• Baraka

Red Hood & The Outlaws # 25 Remastered Review - Batman V Red Hood, 5 Pages of Excellence

Updated: Mar 27, 2020

Scott Lobdell (Writer) • Dexter Soy, Trevor Hairsine, Ryan Winn, Phil Hester, Ande Parks (Pencils)

• Veronica Gandini, Rain Beredo, Mad Pencil Studios (Colorist)

Trevor Hairsine, Antonio Fabela (Cover) •Yasmine Petri (Variant)

DC Comics (Publisher)

Red Hood & The Outlaws # 25

I remember when the first tease for Jason Todd's Return first happened during the Batman Hush arc back in 2002 and thought it was an inspired decision to bring him back after he was famously beaten to within an inch of his life and then blown up by the Joker.

Since that time Jason Todd has returned to DC Comics and has become more popular as Red Hood than he ever was as Robin. I haven't followed Jason since his return to comics but I picked up this issue based on the cover tease alone. The book is beautifully rendered by Trevor Hairsine & Antonio Fabela and depicts what looks to be an epic battle between Batman and Red Hood. I couldn't resist and dropped the $4.99 for what was promised to be an extra-sized Anniversary Issue.

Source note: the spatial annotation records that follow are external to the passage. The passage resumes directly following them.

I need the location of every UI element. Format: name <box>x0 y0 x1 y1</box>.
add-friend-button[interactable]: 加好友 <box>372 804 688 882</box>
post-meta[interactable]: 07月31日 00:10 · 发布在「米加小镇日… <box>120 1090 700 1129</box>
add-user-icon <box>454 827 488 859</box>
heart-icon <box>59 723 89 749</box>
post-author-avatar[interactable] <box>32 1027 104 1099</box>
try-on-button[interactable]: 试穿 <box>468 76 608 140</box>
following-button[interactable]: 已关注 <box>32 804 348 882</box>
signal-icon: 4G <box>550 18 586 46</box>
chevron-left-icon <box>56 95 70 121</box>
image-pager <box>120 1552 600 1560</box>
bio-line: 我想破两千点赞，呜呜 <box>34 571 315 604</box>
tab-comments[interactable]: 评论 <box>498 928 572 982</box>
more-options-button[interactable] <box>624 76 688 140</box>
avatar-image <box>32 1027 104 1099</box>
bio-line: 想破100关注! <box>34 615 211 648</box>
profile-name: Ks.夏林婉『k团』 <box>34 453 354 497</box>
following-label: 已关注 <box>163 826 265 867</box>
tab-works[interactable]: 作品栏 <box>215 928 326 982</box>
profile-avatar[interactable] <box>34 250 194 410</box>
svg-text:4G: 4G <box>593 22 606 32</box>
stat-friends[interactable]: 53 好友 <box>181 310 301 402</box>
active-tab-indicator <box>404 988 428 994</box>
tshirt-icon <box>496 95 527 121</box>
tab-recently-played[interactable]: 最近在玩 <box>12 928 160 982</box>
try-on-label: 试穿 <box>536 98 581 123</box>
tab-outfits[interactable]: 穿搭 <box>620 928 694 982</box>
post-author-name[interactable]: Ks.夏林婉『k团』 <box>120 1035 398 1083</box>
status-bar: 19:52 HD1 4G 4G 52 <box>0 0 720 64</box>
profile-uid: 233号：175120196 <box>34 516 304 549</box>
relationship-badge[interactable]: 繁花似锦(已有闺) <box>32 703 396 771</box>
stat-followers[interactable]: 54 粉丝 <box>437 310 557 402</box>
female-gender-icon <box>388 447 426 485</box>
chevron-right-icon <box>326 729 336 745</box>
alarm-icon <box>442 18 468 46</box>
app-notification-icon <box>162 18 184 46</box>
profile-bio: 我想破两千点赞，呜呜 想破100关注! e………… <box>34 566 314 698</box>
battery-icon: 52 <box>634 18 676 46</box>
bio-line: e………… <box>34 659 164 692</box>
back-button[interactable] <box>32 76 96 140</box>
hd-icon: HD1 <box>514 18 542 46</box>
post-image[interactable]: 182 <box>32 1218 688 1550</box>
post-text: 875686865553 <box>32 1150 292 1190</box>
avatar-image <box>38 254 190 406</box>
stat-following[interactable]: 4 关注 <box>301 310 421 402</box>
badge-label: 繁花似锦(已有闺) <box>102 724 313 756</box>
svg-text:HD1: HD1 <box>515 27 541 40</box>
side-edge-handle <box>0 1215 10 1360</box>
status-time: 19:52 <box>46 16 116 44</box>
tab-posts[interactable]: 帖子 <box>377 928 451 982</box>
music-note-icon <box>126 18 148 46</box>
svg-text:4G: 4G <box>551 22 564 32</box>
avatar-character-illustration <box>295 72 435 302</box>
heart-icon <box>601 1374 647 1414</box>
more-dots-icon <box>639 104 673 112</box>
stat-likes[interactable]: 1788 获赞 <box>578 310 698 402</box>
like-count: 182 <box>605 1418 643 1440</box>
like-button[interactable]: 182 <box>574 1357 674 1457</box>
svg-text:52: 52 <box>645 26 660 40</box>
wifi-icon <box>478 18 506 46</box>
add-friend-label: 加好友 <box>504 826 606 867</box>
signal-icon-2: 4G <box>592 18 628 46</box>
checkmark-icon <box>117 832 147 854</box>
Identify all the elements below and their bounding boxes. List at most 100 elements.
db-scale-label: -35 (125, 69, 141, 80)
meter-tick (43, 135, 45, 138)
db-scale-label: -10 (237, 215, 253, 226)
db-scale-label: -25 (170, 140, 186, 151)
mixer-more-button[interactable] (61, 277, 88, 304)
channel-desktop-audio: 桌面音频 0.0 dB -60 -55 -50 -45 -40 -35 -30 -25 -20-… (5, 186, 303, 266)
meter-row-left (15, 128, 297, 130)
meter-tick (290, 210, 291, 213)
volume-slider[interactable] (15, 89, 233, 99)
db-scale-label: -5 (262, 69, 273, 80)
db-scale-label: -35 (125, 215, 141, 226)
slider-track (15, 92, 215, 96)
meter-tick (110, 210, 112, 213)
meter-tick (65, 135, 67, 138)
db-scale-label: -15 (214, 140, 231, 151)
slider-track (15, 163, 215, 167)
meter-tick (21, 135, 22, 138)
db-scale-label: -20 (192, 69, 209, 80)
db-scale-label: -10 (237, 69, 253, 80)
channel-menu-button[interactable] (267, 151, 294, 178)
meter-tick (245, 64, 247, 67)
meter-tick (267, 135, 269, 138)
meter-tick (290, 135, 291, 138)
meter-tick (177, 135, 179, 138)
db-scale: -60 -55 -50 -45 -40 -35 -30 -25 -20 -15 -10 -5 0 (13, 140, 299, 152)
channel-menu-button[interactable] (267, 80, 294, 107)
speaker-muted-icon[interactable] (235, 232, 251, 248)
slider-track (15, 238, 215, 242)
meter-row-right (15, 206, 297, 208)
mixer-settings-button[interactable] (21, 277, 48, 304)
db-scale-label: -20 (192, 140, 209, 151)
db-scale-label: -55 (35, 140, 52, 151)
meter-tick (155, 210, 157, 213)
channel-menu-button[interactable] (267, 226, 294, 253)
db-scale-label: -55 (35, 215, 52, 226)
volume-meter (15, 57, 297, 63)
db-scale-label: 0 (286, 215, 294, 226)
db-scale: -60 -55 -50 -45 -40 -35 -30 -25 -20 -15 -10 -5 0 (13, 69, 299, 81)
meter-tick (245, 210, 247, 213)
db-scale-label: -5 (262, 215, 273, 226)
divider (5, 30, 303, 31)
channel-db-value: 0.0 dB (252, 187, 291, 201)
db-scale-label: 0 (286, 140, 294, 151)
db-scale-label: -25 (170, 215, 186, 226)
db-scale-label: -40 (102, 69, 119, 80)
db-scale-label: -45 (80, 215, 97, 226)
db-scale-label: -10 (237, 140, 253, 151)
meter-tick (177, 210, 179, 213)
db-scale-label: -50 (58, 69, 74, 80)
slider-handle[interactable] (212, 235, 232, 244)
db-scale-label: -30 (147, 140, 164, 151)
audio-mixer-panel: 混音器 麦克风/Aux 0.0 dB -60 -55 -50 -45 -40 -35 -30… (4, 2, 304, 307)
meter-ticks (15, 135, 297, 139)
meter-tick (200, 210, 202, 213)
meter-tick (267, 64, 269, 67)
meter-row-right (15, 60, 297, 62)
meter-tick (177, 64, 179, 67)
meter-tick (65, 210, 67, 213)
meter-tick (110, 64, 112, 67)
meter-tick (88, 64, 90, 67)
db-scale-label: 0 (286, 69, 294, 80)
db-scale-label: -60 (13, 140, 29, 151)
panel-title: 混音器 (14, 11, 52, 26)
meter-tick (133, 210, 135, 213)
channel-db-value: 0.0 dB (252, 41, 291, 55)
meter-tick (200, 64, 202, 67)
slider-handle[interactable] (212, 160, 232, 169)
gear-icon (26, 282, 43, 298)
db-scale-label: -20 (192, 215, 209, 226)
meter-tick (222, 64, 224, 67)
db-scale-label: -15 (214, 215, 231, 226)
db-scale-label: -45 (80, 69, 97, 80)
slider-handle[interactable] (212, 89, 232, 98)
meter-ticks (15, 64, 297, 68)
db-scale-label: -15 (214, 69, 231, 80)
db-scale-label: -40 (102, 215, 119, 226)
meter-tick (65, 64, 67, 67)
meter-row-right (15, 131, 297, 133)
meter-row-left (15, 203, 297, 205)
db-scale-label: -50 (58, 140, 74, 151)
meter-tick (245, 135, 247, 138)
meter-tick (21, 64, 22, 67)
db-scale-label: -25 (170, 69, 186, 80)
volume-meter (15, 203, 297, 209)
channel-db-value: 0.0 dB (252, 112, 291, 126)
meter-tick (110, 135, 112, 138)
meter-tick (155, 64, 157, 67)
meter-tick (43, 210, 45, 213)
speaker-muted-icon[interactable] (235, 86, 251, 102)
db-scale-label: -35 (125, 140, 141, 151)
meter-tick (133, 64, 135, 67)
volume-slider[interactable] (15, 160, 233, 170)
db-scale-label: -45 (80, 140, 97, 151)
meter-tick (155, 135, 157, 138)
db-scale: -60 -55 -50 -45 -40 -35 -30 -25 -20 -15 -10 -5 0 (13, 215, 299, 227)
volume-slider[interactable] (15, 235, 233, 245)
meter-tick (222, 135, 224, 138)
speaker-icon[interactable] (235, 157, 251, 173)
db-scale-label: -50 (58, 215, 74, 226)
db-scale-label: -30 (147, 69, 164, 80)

The comic opens up very strong depicting a flashback sequence set during Jason's tenure as Robin. It's a desperate scene of Jason attempting to save Bruce from drowning. He ignores Alfred's warnings and dives further pulling Bruce out of a wrecked Batmobile. Scott Lobdell does a great job of establishing Jason's personality. He's a bit rough around the edges but he's still a hero. This comes across throughout the issue. The comic is split between Jason attempting to escape the police and Batman. The book also covers Artemis & Bizarro trying to escape a compound as it falls apart around them.

The main draw to the comic is the Batman V Red Hood fight. It's there that the book ultimately falls apart. The battle is entertaining but lasts about 5 pages out of a 48-page book. The fight doesn't even definitely end. The first encounter is about three pages. The second encounter is another engagement is another two pages. The art and plotting are strong in these moments but it becomes a deal-breaker when you're paying a premium price for a book that doesn't deliver.

Admittedly, I don't follow this series so I may be missing some of the context of the ongoing storylines between Artemis and Bizarro. At the end of the day, it shouldn't matter. Every comic is someone's first issue and there is no excuse selling your comic based upon a fight that seems to be thrown in just to sell a few extra copies.

Batman could have been removed from the issue and the story wouldn't have been changed much. The art is gorgeous throughout the issue but there are some paneling issues where its hard to make out what's going on. This may be due to the fact that there are several artists working on the issue.

The transitions between the fight and the rest of the issue are jarring. In both instances, I was felt lost. Now as a long time comic reader, the expectation is that I would go back and read previous installments, get caught up and stick with the series going forward. The logic doesn't work in this case because I'm not invested in anything that happens in the book and not enough is done to keep me engaged as a reader beyond this issue.

That being said, the book isn't bad. It's actually better than I remember from an art and story perspective, especially considering where Batman is now in his own series.